Maite Nkoana-Mashabane remains one of President Jacob Zuma’s “untouchable” ministers, a close ally who is assured of her position in the event of any reshuffle. In social media parlance, she is Zuma’s “day one, to the moon and back” and holds the same position as when she joined the Cabinet in 2009. But this year saw her slip not once but at least three times, and fail to recover with the grace and poise of a seasoned diplomat.
The former high commissioner to Malaysia and India was unable to deflect a minor incident of being caught sleeping in Parliament by simply apologising and citing a heavy party and government schedule. But that was the least of her gaffes.
Ahead of a state visit to France, she failed to give a cogent response to the most obvious and topical question at the time, about the cataclysmic event that was Brexit. Her incoherent and clearly unbriefed response during a media briefing noted that “we don’t know about it; we saw it on TV”.
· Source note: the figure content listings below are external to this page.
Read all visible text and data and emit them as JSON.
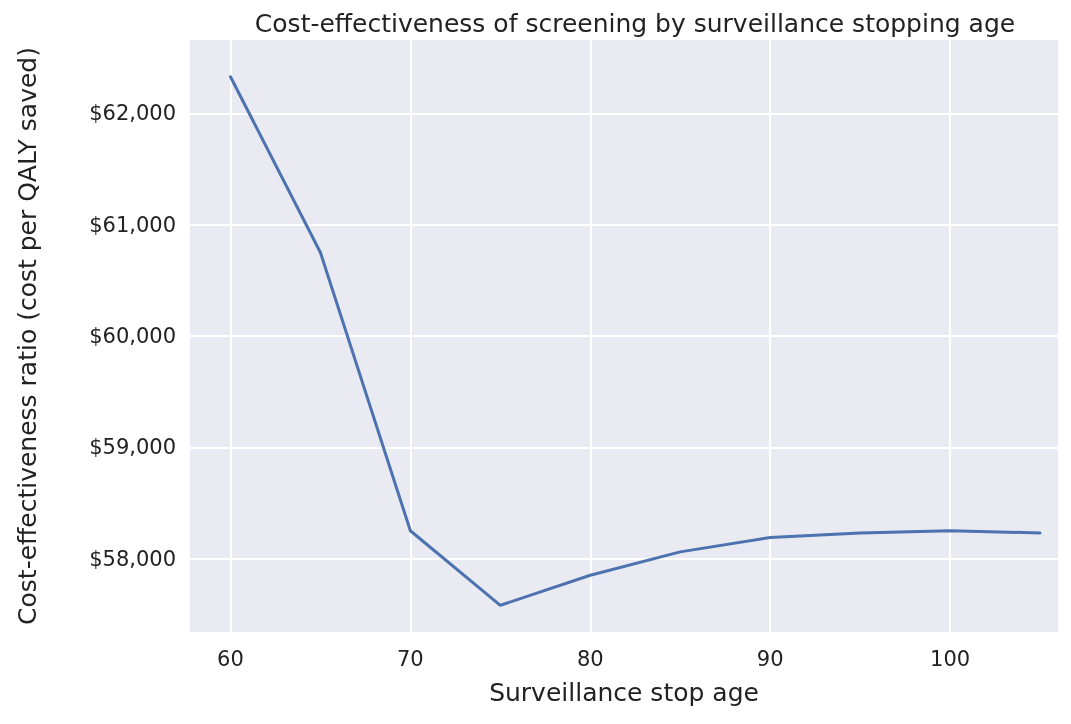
{
  "chart_data": {
    "type": "line",
    "title": "Cost-effectiveness of screening by surveillance stopping age",
    "xlabel": "Surveillance stop age",
    "ylabel": "Cost-effectiveness ratio (cost per QALY saved)",
    "x": [
      60,
      65,
      70,
      75,
      80,
      85,
      90,
      95,
      100,
      105
    ],
    "series": [
      {
        "color": "#4c72b0",
        "values": [
          62330,
          60750,
          58250,
          57580,
          57850,
          58060,
          58190,
          58230,
          58250,
          58230
        ]
      }
    ],
    "xlim": [
      57.75,
      106
    ],
    "xticks": [
      60,
      70,
      80,
      90,
      100
    ],
    "ylim": [
      57340,
      62660
    ],
    "yticks": [
      {
        "value": 58000,
        "label": "$58,000"
      },
      {
        "value": 59000,
        "label": "$59,000"
      },
      {
        "value": 60000,
        "label": "$60,000"
      },
      {
        "value": 61000,
        "label": "$61,000"
      },
      {
        "value": 62000,
        "label": "$62,000"
      }
    ],
    "grid": true,
    "marker": "none",
    "line_style": "solid"
  }
}
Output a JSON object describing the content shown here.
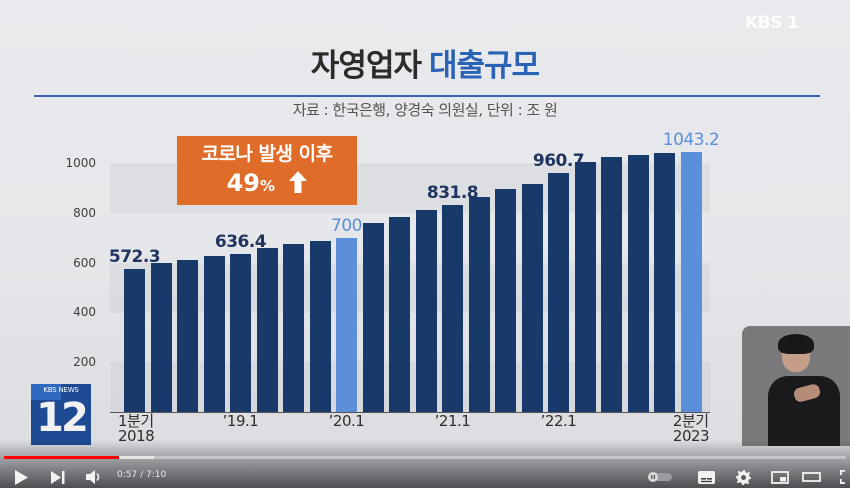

Then, in an interview with Al Jazeera, the Zuma acolyte attempted to defend another watershed event, this time Nenegate, and tied herself into knots trying to defend Zuma and the state of the ANC.
The reality is that much of what is accomplished in the international arena is out of Nkoana-Mashabane’s control: the country’s withdrawal from the International Criminal Court is driven by her justice ministry counterpart, Michael Masutha.
The changing patterns of international trade are a side effect of globalisation as well as the work of the trade and industry department, and the closure of some of her diplomatic missions is the result of the global economic situation as well as budget cuts.
South Africa continues to shape its international identity post-Nelson Mandela and the country retains much of its poise and clout. In the years ahead, Nkoana-Mashabane’s dexterity will be tested as South Africa balances its membership of Brics with demands from the European Union (minus Britain) as well as a United States that is leaning towards protectionism.
The minister will need to regain her composure and diplomatic skills to navigate these relationships.